La valorisation des soins rémunérés 

  

  • En fournissant des services publics suffisants, de qualité et accessibles, tels que la garde d’enfants, les soins aux personnes âgées et les soins aux personnes handicapées. 

  • En assurant une augmentation significative des salaires des travailleurs chargés des soins et de l’entretien d’autrui. 

  • En investissant dans des emplois acceptables qui offrent de bonnes conditions de travail ; en évitant les surcharges physiques et psychologiques. 


     

L’encouragement à une répartition égale des soins rémunérés et non rémunérés 

  • En mettant en œuvre des politiques actives en faveur d’une représentation non stéréotypée des femmes et des hommes. Plus de filles dans les formations STEM ? Tout à fait ! Plus de garçons dans les formations de soins ? Et comment ! 

  • En encourageant une répartition égale des congés d’aidant 

  • En prolongeant et en rendant obligatoire le congé de naissance pour réduire la discrimination à l’égard des femmes enceintes, assurer un lien plus étroit entre le coparent et l’enfant dès la naissance et mieux répartir la charge mentale entre les deux parents. 

  • En renforçant le droit au congé thématique, notamment le congé parental et le crédit-temps,  et ce en veillant notamment à ce qu’il soit mieux indemnisé et plus accessible afin que les familles monoparentales (dont 80 % sont des femmes) puissent également bénéficier de ce droit. 

  • En assurant davantage de concertation et de coordination entre les différents niveaux politiques.


    [1] La société repose sur les métiers de soins, qui font fonctionner la société.

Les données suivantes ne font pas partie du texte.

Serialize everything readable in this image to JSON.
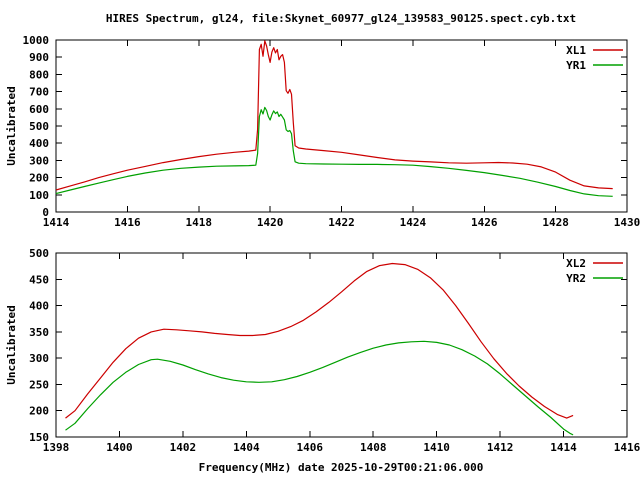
{
  "title": "HIRES Spectrum, gl24, file:Skynet_60977_gl24_139583_90125.spect.cyb.txt",
  "xlabel": "Frequency(MHz) date 2025-10-29T00:21:06.000",
  "colors": {
    "axis": "#000000",
    "red_series": "#cc0000",
    "green_series": "#00a000",
    "background": "#ffffff"
  },
  "chart_data": [
    {
      "type": "line",
      "title": "",
      "ylabel": "Uncalibrated",
      "xlabel": "",
      "xlim": [
        1414,
        1430
      ],
      "ylim": [
        0,
        1000
      ],
      "xticks": [
        1414,
        1416,
        1418,
        1420,
        1422,
        1424,
        1426,
        1428,
        1430
      ],
      "yticks": [
        0,
        100,
        200,
        300,
        400,
        500,
        600,
        700,
        800,
        900,
        1000
      ],
      "grid": false,
      "legend_position": "top-right",
      "series": [
        {
          "name": "XL1",
          "color": "#cc0000",
          "points": [
            [
              1414.0,
              128
            ],
            [
              1414.4,
              152
            ],
            [
              1414.8,
              175
            ],
            [
              1415.2,
              200
            ],
            [
              1415.6,
              222
            ],
            [
              1416.0,
              243
            ],
            [
              1416.5,
              265
            ],
            [
              1417.0,
              287
            ],
            [
              1417.5,
              305
            ],
            [
              1418.0,
              322
            ],
            [
              1418.5,
              336
            ],
            [
              1419.0,
              347
            ],
            [
              1419.4,
              354
            ],
            [
              1419.6,
              360
            ],
            [
              1419.65,
              480
            ],
            [
              1419.7,
              945
            ],
            [
              1419.75,
              975
            ],
            [
              1419.8,
              905
            ],
            [
              1419.85,
              995
            ],
            [
              1419.9,
              965
            ],
            [
              1419.95,
              915
            ],
            [
              1420.0,
              870
            ],
            [
              1420.05,
              930
            ],
            [
              1420.1,
              955
            ],
            [
              1420.15,
              925
            ],
            [
              1420.2,
              945
            ],
            [
              1420.25,
              885
            ],
            [
              1420.3,
              905
            ],
            [
              1420.35,
              915
            ],
            [
              1420.4,
              870
            ],
            [
              1420.45,
              705
            ],
            [
              1420.5,
              690
            ],
            [
              1420.55,
              712
            ],
            [
              1420.6,
              685
            ],
            [
              1420.65,
              520
            ],
            [
              1420.7,
              385
            ],
            [
              1420.8,
              372
            ],
            [
              1421.0,
              366
            ],
            [
              1421.5,
              357
            ],
            [
              1422.0,
              347
            ],
            [
              1422.5,
              332
            ],
            [
              1423.0,
              317
            ],
            [
              1423.5,
              303
            ],
            [
              1424.0,
              296
            ],
            [
              1424.5,
              291
            ],
            [
              1425.0,
              286
            ],
            [
              1425.5,
              284
            ],
            [
              1426.0,
              286
            ],
            [
              1426.4,
              288
            ],
            [
              1426.8,
              285
            ],
            [
              1427.2,
              278
            ],
            [
              1427.6,
              262
            ],
            [
              1428.0,
              232
            ],
            [
              1428.4,
              185
            ],
            [
              1428.8,
              152
            ],
            [
              1429.2,
              140
            ],
            [
              1429.6,
              136
            ]
          ]
        },
        {
          "name": "YR1",
          "color": "#00a000",
          "points": [
            [
              1414.0,
              107
            ],
            [
              1414.4,
              128
            ],
            [
              1414.8,
              148
            ],
            [
              1415.2,
              168
            ],
            [
              1415.6,
              188
            ],
            [
              1416.0,
              207
            ],
            [
              1416.5,
              227
            ],
            [
              1417.0,
              243
            ],
            [
              1417.5,
              254
            ],
            [
              1418.0,
              261
            ],
            [
              1418.5,
              266
            ],
            [
              1419.0,
              268
            ],
            [
              1419.4,
              270
            ],
            [
              1419.6,
              272
            ],
            [
              1419.65,
              340
            ],
            [
              1419.7,
              555
            ],
            [
              1419.75,
              595
            ],
            [
              1419.8,
              570
            ],
            [
              1419.85,
              608
            ],
            [
              1419.9,
              590
            ],
            [
              1419.95,
              555
            ],
            [
              1420.0,
              535
            ],
            [
              1420.05,
              565
            ],
            [
              1420.1,
              588
            ],
            [
              1420.15,
              572
            ],
            [
              1420.2,
              582
            ],
            [
              1420.25,
              555
            ],
            [
              1420.3,
              568
            ],
            [
              1420.35,
              552
            ],
            [
              1420.4,
              535
            ],
            [
              1420.45,
              478
            ],
            [
              1420.5,
              468
            ],
            [
              1420.55,
              474
            ],
            [
              1420.6,
              455
            ],
            [
              1420.65,
              355
            ],
            [
              1420.7,
              292
            ],
            [
              1420.8,
              284
            ],
            [
              1421.0,
              281
            ],
            [
              1421.5,
              279
            ],
            [
              1422.0,
              278
            ],
            [
              1422.5,
              277
            ],
            [
              1423.0,
              277
            ],
            [
              1423.5,
              275
            ],
            [
              1424.0,
              272
            ],
            [
              1424.5,
              264
            ],
            [
              1425.0,
              254
            ],
            [
              1425.5,
              242
            ],
            [
              1426.0,
              229
            ],
            [
              1426.5,
              213
            ],
            [
              1427.0,
              196
            ],
            [
              1427.5,
              173
            ],
            [
              1428.0,
              148
            ],
            [
              1428.4,
              125
            ],
            [
              1428.8,
              105
            ],
            [
              1429.2,
              95
            ],
            [
              1429.6,
              91
            ]
          ]
        }
      ]
    },
    {
      "type": "line",
      "title": "",
      "ylabel": "Uncalibrated",
      "xlabel": "Frequency(MHz) date 2025-10-29T00:21:06.000",
      "xlim": [
        1398,
        1416
      ],
      "ylim": [
        150,
        500
      ],
      "xticks": [
        1398,
        1400,
        1402,
        1404,
        1406,
        1408,
        1410,
        1412,
        1414,
        1416
      ],
      "yticks": [
        150,
        200,
        250,
        300,
        350,
        400,
        450,
        500
      ],
      "grid": false,
      "legend_position": "top-right",
      "series": [
        {
          "name": "XL2",
          "color": "#cc0000",
          "points": [
            [
              1398.3,
              186
            ],
            [
              1398.6,
              200
            ],
            [
              1399.0,
              232
            ],
            [
              1399.4,
              262
            ],
            [
              1399.8,
              292
            ],
            [
              1400.2,
              318
            ],
            [
              1400.6,
              338
            ],
            [
              1401.0,
              350
            ],
            [
              1401.4,
              355
            ],
            [
              1401.8,
              354
            ],
            [
              1402.2,
              352
            ],
            [
              1402.6,
              350
            ],
            [
              1403.0,
              347
            ],
            [
              1403.4,
              345
            ],
            [
              1403.8,
              343
            ],
            [
              1404.2,
              343
            ],
            [
              1404.6,
              345
            ],
            [
              1405.0,
              351
            ],
            [
              1405.4,
              360
            ],
            [
              1405.8,
              372
            ],
            [
              1406.2,
              388
            ],
            [
              1406.6,
              406
            ],
            [
              1407.0,
              426
            ],
            [
              1407.4,
              447
            ],
            [
              1407.8,
              465
            ],
            [
              1408.2,
              476
            ],
            [
              1408.6,
              480
            ],
            [
              1409.0,
              478
            ],
            [
              1409.4,
              469
            ],
            [
              1409.8,
              453
            ],
            [
              1410.2,
              430
            ],
            [
              1410.6,
              400
            ],
            [
              1411.0,
              366
            ],
            [
              1411.4,
              331
            ],
            [
              1411.8,
              299
            ],
            [
              1412.2,
              271
            ],
            [
              1412.6,
              247
            ],
            [
              1413.0,
              226
            ],
            [
              1413.4,
              208
            ],
            [
              1413.8,
              193
            ],
            [
              1414.1,
              186
            ],
            [
              1414.3,
              191
            ]
          ]
        },
        {
          "name": "YR2",
          "color": "#00a000",
          "points": [
            [
              1398.3,
              163
            ],
            [
              1398.6,
              176
            ],
            [
              1399.0,
              204
            ],
            [
              1399.4,
              230
            ],
            [
              1399.8,
              254
            ],
            [
              1400.2,
              273
            ],
            [
              1400.6,
              288
            ],
            [
              1401.0,
              297
            ],
            [
              1401.2,
              298
            ],
            [
              1401.6,
              294
            ],
            [
              1402.0,
              287
            ],
            [
              1402.4,
              278
            ],
            [
              1402.8,
              270
            ],
            [
              1403.2,
              263
            ],
            [
              1403.6,
              258
            ],
            [
              1404.0,
              255
            ],
            [
              1404.4,
              254
            ],
            [
              1404.8,
              255
            ],
            [
              1405.2,
              259
            ],
            [
              1405.6,
              265
            ],
            [
              1406.0,
              273
            ],
            [
              1406.4,
              282
            ],
            [
              1406.8,
              292
            ],
            [
              1407.2,
              302
            ],
            [
              1407.6,
              311
            ],
            [
              1408.0,
              319
            ],
            [
              1408.4,
              325
            ],
            [
              1408.8,
              329
            ],
            [
              1409.2,
              331
            ],
            [
              1409.6,
              332
            ],
            [
              1410.0,
              330
            ],
            [
              1410.4,
              325
            ],
            [
              1410.8,
              316
            ],
            [
              1411.2,
              304
            ],
            [
              1411.6,
              289
            ],
            [
              1412.0,
              270
            ],
            [
              1412.4,
              249
            ],
            [
              1412.8,
              228
            ],
            [
              1413.2,
              207
            ],
            [
              1413.6,
              187
            ],
            [
              1414.0,
              165
            ],
            [
              1414.2,
              157
            ],
            [
              1414.3,
              154
            ]
          ]
        }
      ]
    }
  ]
}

Il s'agit des soins aux enfants, les soins aux personnes âgées et les soins aux personnes handicapées, en plus de tâches ménagères comme le nettoyage et la préparation de repas. (extrait du Paarse Pact, p.  7, Lobby européen des Femmes, 2019, traduit par le Vrouwenraad (Conseil des femmes) 2020). Le travail de soins est effectué qu’il soit rémunéré ou non rémunéré. Il s’agit d’une contribution (souvent) invisible à l’économie, qui rend possibles toutes les autres formes de travail et de vie. Les tâches de soins, qu’elles soient rémunérées ou non, exigent beaucoup de travail et de temps. Et pourtant, elles sont encore trop souvent sous-estimées.  (Siggie Vertommen, Liefde en Zorg in tijden van Kapitalisme. De paradox van reproductieve arbeid tussen onderdrukking en verzet) 

    [2] Le ratio travail rémunéré et travail non rémunéré, qui se base sur une recherche sur l’utilisation du temps, peut servir ici d’inspiration. Ce ratio est un indicateur qui reflète le rapport entre le volume de travail rémunéré et non rémunéré.